Did you have to repaint this year? Hire a plumber to fix a leak? Essentially, if it was something to fix, mend or otherwise "make do" - it's a repair. If you actually replace something - that's an improvement. Improvements aren't deductible. You'll have to instead look to increase your rent or rely on funds from security deposits to recoup those investments.  Furthermore, any costs associated with preventative maintenance are fully deductible.
 

#4: Local & Long-Distance Travel

If you live locally, all of those trips to visit your property, to meet with your property manager or tips to Lowes or Home Depot for maintenance materials can be deducted using one of two options - actual expense deductions (with receipts for gas, upkeep, repairs, etc.) or using your mileage logs.

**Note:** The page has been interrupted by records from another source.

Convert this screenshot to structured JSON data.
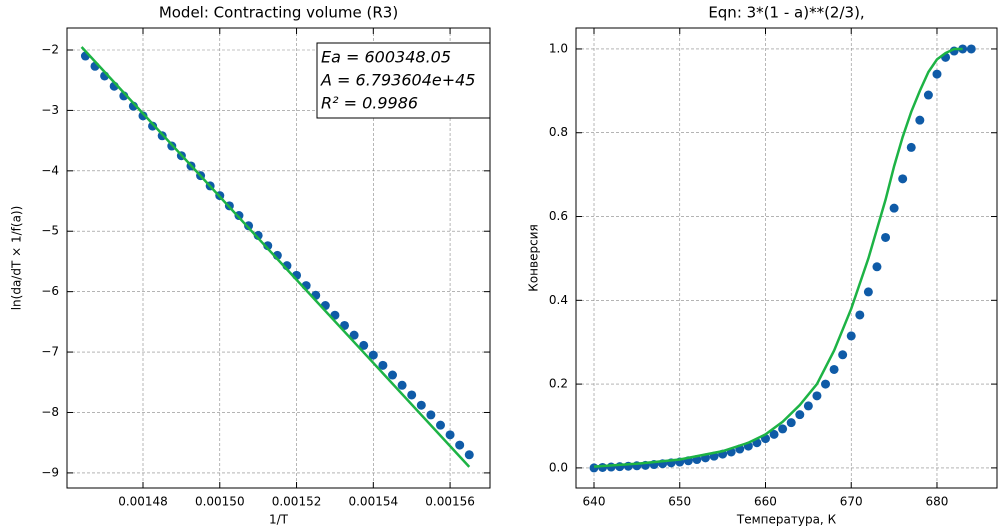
{
  "chart_data": [
    {
      "type": "scatter",
      "title": "Model: Contracting volume (R3)",
      "xlabel": "1/T",
      "ylabel": "ln(da/dT × 1/f(a))",
      "annotations": [
        "Ea = 600348.05",
        "A = 6.793604e+45",
        "R² = 0.9986"
      ],
      "xlim": [
        0.0014602,
        0.0015704
      ],
      "ylim": [
        -9.25,
        -1.636
      ],
      "xticks": [
        0.00148,
        0.0015,
        0.00152,
        0.00154,
        0.00156
      ],
      "xtick_labels": [
        "0.00148",
        "0.00150",
        "0.00152",
        "0.00154",
        "0.00156"
      ],
      "yticks": [
        {
          "value": -9,
          "label": "−9"
        },
        {
          "value": -8,
          "label": "−8"
        },
        {
          "value": -7,
          "label": "−7"
        },
        {
          "value": -6,
          "label": "−6"
        },
        {
          "value": -5,
          "label": "−5"
        },
        {
          "value": -4,
          "label": "−4"
        },
        {
          "value": -3,
          "label": "−3"
        },
        {
          "value": -2,
          "label": "−2"
        }
      ],
      "grid": true,
      "series": [
        {
          "kind": "scatter",
          "color": "#0f5ba7",
          "x": [
            0.001465,
            0.0014675,
            0.00147,
            0.0014725,
            0.001475,
            0.0014775,
            0.00148,
            0.0014825,
            0.001485,
            0.0014875,
            0.00149,
            0.0014925,
            0.001495,
            0.0014975,
            0.0015,
            0.0015025,
            0.001505,
            0.0015075,
            0.00151,
            0.0015125,
            0.001515,
            0.0015175,
            0.00152,
            0.0015225,
            0.001525,
            0.0015275,
            0.00153,
            0.0015325,
            0.001535,
            0.0015375,
            0.00154,
            0.0015425,
            0.001545,
            0.0015475,
            0.00155,
            0.0015525,
            0.001555,
            0.0015575,
            0.00156,
            0.0015625,
            0.001565
          ],
          "values": [
            -2.1,
            -2.27,
            -2.43,
            -2.6,
            -2.76,
            -2.93,
            -3.09,
            -3.26,
            -3.42,
            -3.59,
            -3.75,
            -3.92,
            -4.08,
            -4.25,
            -4.41,
            -4.58,
            -4.74,
            -4.91,
            -5.07,
            -5.24,
            -5.4,
            -5.57,
            -5.73,
            -5.9,
            -6.06,
            -6.23,
            -6.39,
            -6.56,
            -6.72,
            -6.89,
            -7.05,
            -7.22,
            -7.38,
            -7.55,
            -7.71,
            -7.88,
            -8.04,
            -8.21,
            -8.37,
            -8.54,
            -8.7
          ]
        },
        {
          "kind": "line",
          "color": "#1db345",
          "x": [
            0.001464,
            0.001565
          ],
          "values": [
            -1.95,
            -8.9
          ]
        }
      ]
    },
    {
      "type": "scatter",
      "title": "Eqn: 3*(1 - a)**(2/3),",
      "xlabel": "Температура, К",
      "ylabel": "Конверсия",
      "xlim": [
        637.9,
        687.0
      ],
      "ylim": [
        -0.048,
        1.05
      ],
      "xticks": [
        640,
        650,
        660,
        670,
        680
      ],
      "yticks": [
        {
          "value": 0,
          "label": "0.0"
        },
        0.2,
        0.4,
        0.6,
        0.8,
        {
          "value": 1,
          "label": "1.0"
        }
      ],
      "grid": true,
      "series": [
        {
          "kind": "scatter",
          "color": "#0f5ba7",
          "x": [
            640,
            641,
            642,
            643,
            644,
            645,
            646,
            647,
            648,
            649,
            650,
            651,
            652,
            653,
            654,
            655,
            656,
            657,
            658,
            659,
            660,
            661,
            662,
            663,
            664,
            665,
            666,
            667,
            668,
            669,
            670,
            671,
            672,
            673,
            674,
            675,
            676,
            677,
            678,
            679,
            680,
            681,
            682,
            683,
            684
          ],
          "values": [
            0,
            0.001,
            0.002,
            0.003,
            0.004,
            0.005,
            0.006,
            0.008,
            0.01,
            0.012,
            0.014,
            0.017,
            0.02,
            0.024,
            0.028,
            0.033,
            0.038,
            0.045,
            0.052,
            0.06,
            0.07,
            0.08,
            0.093,
            0.108,
            0.127,
            0.148,
            0.172,
            0.2,
            0.235,
            0.27,
            0.315,
            0.365,
            0.42,
            0.48,
            0.55,
            0.62,
            0.69,
            0.765,
            0.83,
            0.89,
            0.94,
            0.98,
            0.995,
            1.0,
            1.0
          ]
        },
        {
          "kind": "line",
          "color": "#1db345",
          "x": [
            640,
            645,
            650,
            655,
            658,
            660,
            662,
            664,
            666,
            668,
            670,
            672,
            674,
            675,
            676,
            677,
            678,
            679,
            680,
            681,
            682,
            683
          ],
          "values": [
            0.003,
            0.01,
            0.02,
            0.04,
            0.06,
            0.08,
            0.11,
            0.15,
            0.2,
            0.28,
            0.38,
            0.5,
            0.64,
            0.72,
            0.79,
            0.85,
            0.9,
            0.945,
            0.975,
            0.99,
            1.0,
            1.0
          ]
        }
      ]
    }
  ]
}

However, mileage logs are common causes for audits. Take some time to brush up on what the IRS wants you to do.

If you've moved away from the area and there are overnight expenses associated with visiting your property, as long as you plan your tip carefully and keep meticulous records, you can deduct the costs of airfare, hotel bills, meals and even some other expenses, too.
 

#5: Home Office Deductions

We strongly encourage you to consult with your own tax team about all of these potential deductions. While you're at it, see if your rental property portfolio would allow you to deduct home office expenses. In addition to your office, if you have a shed or outbuilding where you store maintenance or repair materials for your rental property, that may also be deductible.
 

#6: Additional Insurance Policies

While everyone knows that their homeowners insurance is deductible, additional policies on the property are, too. This includes fire, theft, flood and any liability insurance you have to pay.

If you've had a claim or experienced a loss this year, you may also qualify for tax deductions that will cover all or part of the total loss. Total deductions will depend on the level of destruction and how much was covered by existing policies.
 

#7: All Legal & Professional Services Associated with Your Rental

This includes your monthly management fees, attorney fees, accounting and tax preparation services and any other professionals or advisors you may have hired.

Just remember that the only way these fees can be deducted as operating expenses is if the work done was specifically related to your rental portfolio and activity.